TV: Pushing Daisies, Futurama, Better Call Saul, Human Target, Boardwalk Empire, South Park, The Flash (first few seasons), After Life, Mythic Quest.
If we’re talking about conveying a specific point, I’d want to choose a different movie for every individual to watch, but as a cinephile I think everyone should watch The Big Lebowski. It is, in my view, a perfect film. There is not one scene or shot out of place, nor is one scene too short or too long. The writing, acting, direction, cinematography, and editing are all as flawless as it’s possible to get.
I don’t know about the most underrated film of all time, but I think Return of the Jedi is probably up there. It’s typically regarded as the worst of the original trilogy, and I actually think it’s probably the best.
Alternatively, I might point to something like The 13th Warrior, which was widely panned but which is, in fact, pretty good.
One of the ways you spread liberty is with video essays on YouTube. What would you say is the best way to spread liberty in the modern world?
Persuasive communication is, in my opinion, the only way to spread the ideas of liberty to anyone.
You can’t actually force people to agree with you no matter how much power you might have, and trying to beat people into submission usually only turns them away from your point of view.
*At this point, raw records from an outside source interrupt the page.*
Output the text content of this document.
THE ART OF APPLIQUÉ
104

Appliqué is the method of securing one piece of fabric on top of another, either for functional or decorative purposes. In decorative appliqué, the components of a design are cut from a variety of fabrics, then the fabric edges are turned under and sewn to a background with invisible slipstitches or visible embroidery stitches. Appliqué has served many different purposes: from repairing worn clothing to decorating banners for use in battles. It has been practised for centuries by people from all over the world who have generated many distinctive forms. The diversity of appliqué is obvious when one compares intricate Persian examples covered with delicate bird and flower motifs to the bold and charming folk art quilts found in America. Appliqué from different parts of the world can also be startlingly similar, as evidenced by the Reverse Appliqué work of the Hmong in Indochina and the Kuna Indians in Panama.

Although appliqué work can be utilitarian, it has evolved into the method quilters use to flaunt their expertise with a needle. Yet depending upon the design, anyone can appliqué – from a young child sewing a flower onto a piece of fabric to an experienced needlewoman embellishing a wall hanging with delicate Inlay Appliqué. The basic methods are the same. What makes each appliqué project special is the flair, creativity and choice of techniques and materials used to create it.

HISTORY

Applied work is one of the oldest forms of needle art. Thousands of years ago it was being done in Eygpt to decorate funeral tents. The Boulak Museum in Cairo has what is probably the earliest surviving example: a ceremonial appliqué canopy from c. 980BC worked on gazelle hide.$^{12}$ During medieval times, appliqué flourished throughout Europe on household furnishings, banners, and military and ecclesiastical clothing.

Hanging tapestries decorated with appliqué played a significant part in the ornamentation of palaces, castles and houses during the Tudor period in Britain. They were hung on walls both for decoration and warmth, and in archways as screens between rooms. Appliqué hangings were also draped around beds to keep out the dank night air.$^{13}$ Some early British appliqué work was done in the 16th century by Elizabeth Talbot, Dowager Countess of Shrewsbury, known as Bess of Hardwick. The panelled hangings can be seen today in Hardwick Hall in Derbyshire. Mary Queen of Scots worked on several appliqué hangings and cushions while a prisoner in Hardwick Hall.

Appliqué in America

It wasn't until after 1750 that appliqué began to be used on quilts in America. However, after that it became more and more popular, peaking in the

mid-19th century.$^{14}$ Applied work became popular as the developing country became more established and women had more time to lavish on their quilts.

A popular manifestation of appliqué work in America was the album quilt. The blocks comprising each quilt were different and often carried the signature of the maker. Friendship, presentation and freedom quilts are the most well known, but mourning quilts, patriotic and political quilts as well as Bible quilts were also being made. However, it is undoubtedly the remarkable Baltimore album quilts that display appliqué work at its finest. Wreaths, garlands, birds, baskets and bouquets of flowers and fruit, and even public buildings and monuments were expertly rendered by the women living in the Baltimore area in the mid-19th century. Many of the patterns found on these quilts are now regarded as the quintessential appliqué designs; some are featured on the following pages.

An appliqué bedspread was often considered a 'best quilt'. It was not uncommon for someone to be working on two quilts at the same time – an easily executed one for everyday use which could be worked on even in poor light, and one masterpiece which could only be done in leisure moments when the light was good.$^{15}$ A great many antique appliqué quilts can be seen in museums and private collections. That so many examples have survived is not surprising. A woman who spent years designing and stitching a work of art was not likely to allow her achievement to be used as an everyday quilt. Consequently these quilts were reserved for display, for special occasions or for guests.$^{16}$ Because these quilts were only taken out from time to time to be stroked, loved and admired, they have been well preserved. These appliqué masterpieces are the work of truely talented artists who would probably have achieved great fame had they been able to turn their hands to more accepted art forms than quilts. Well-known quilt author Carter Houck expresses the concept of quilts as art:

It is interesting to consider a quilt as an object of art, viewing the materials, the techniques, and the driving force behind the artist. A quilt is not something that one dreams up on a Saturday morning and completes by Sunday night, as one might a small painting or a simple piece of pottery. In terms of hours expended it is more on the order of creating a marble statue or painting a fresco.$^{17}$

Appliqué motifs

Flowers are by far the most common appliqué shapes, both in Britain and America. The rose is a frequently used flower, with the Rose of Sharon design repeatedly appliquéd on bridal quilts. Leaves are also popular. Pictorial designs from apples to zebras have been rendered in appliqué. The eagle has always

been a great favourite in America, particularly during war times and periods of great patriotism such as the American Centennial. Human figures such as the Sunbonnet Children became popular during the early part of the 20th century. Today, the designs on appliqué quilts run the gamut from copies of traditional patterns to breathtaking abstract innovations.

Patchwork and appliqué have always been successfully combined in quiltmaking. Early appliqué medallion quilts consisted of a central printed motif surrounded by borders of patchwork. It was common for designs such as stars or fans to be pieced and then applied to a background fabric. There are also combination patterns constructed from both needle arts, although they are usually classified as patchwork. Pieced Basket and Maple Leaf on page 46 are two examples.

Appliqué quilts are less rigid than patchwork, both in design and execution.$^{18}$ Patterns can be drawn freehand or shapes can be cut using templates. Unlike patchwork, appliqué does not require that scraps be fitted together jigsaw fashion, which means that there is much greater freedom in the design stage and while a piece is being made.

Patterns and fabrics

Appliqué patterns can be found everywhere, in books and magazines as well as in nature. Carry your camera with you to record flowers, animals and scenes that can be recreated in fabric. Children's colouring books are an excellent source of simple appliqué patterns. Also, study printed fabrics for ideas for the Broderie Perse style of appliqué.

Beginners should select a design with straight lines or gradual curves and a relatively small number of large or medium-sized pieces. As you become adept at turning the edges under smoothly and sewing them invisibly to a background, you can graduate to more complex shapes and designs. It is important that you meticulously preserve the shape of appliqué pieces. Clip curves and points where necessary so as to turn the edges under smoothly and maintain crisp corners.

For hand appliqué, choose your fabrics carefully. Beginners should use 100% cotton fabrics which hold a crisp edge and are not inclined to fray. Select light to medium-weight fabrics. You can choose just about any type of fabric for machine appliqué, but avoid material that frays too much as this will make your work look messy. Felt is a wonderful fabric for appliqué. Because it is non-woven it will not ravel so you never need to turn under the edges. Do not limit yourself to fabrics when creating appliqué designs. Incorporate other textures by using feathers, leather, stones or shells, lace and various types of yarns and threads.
Furthermore, politics is inherently “downstream of culture” — meaning that politics changes only when the culture does, and quite often when cultures shift in a decisively negative direction, politics is not far behind.
Persuasive communication is mostly about building trust with someone. I do it through video essays and animated videos and on comment threads most of the time, because I can reach a much larger audience that way, but for most people being persuasive is going to be a lot more about personal relationships.
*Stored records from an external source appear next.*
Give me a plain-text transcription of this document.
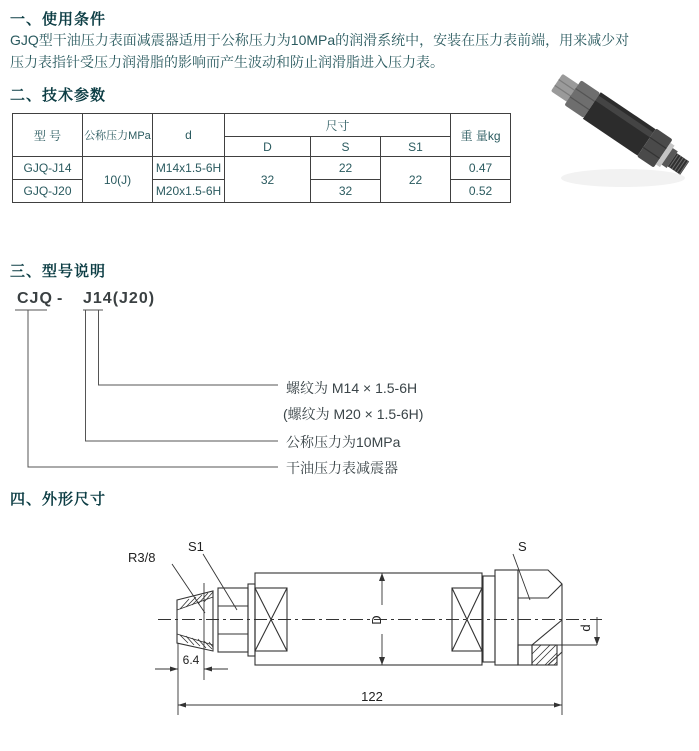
一、使用条件
GJQ型干油压力表面减震器适用于公称压力为10MPa的润滑系统中，安装在压力表前端，用来减少对
压力表指针受压力润滑脂的影响而产生波动和防止润滑脂进入压力表。
二、技术参数
型 号	公称压力MPa	d	尺寸			重 量kg
			D	S	S1	
GJQ-J14	10(J)	M14x1.5-6H	32	22	22	0.47
GJQ-J20		M20x1.5-6H		32		0.52
三、型号说明
CJQ - J14(J20)
螺纹为 M14 × 1.5-6H
(螺纹为 M20 × 1.5-6H)
公称压力为10MPa
干油压力表减震器
四、外形尺寸
R3/8
S1	S
D
d
6.4
122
Be a good person. Be a good friend. Show other people that you care about them. Be honest, even when the truth hurts your cause. Show yourself to be someone worthy of respect and people will respect and care about you. If they do that, they will listen to you.
Also… Don’t treat people like they’re enemies or idiots just because they might disagree with you. I see that all the time, and it’s highly ineffective.
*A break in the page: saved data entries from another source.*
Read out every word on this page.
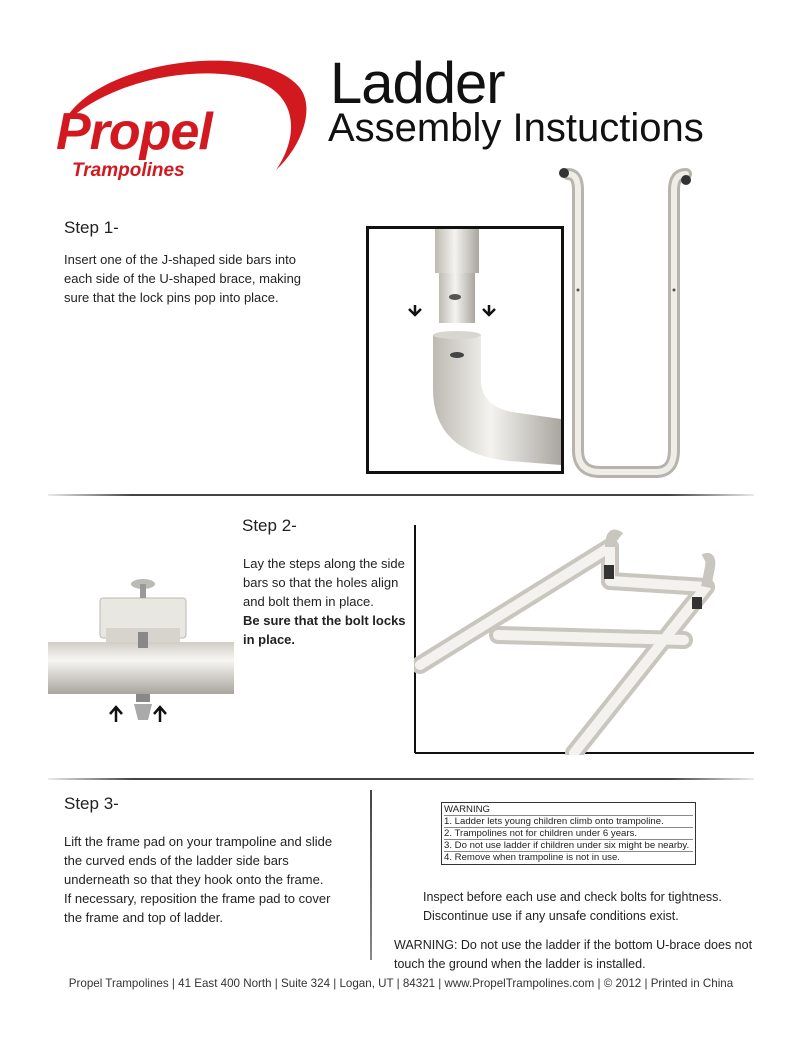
Propel
Trampolines
Ladder
Assembly Instuctions
Step 1-

Insert one of the J-shaped side bars into

each side of the U-shaped brace, making

sure that the lock pins pop into place.

Step 2-

Lay the steps along the side

bars so that the holes align

and bolt them in place.

Be sure that the bolt locks

in place.

Step 3-

Lift the frame pad on your trampoline and slide

the curved ends of the ladder side bars

underneath so that they hook onto the frame.

If necessary, reposition the frame pad to cover

the frame and top of ladder.

WARNING
1. Ladder lets young children climb onto trampoline.
2. Trampolines not for children under 6 years.
3. Do not use ladder if children under six might be nearby.
4. Remove when trampoline is not in use.

Inspect before each use and check bolts for tightness.

Discontinue use if any unsafe conditions exist.

WARNING: Do not use the ladder if the bottom U-brace does not

touch the ground when the ladder is installed.

Propel Trampolines | 41 East 400 North | Suite 324 | Logan, UT | 84321 | www.PropelTrampolines.com | © 2012 | Printed in China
Finally, although not directly related to the general topic of today’s conversation, I like to end my interviews with this: How can we find freedom in an unfree world?
Lead by example and live your own life.
The older I get, the more I realize that none of us has much realistic hope of ever-changing the world. But we can change ourselves and our own living conditions.
If you’re unhappy at work, change your job. If you’re stressed out by where you live, move to somewhere relaxing. Focus on yourself, your family, and your friends… and work hardest towards living exactly the life you want to live while you can.
At worst, you’ve spent your life in a way that you won’t regret. At best, you can become an inspiration to others and show everyone that freedom isn’t an abstract concept — it’s individual people just like you, living how you want to live.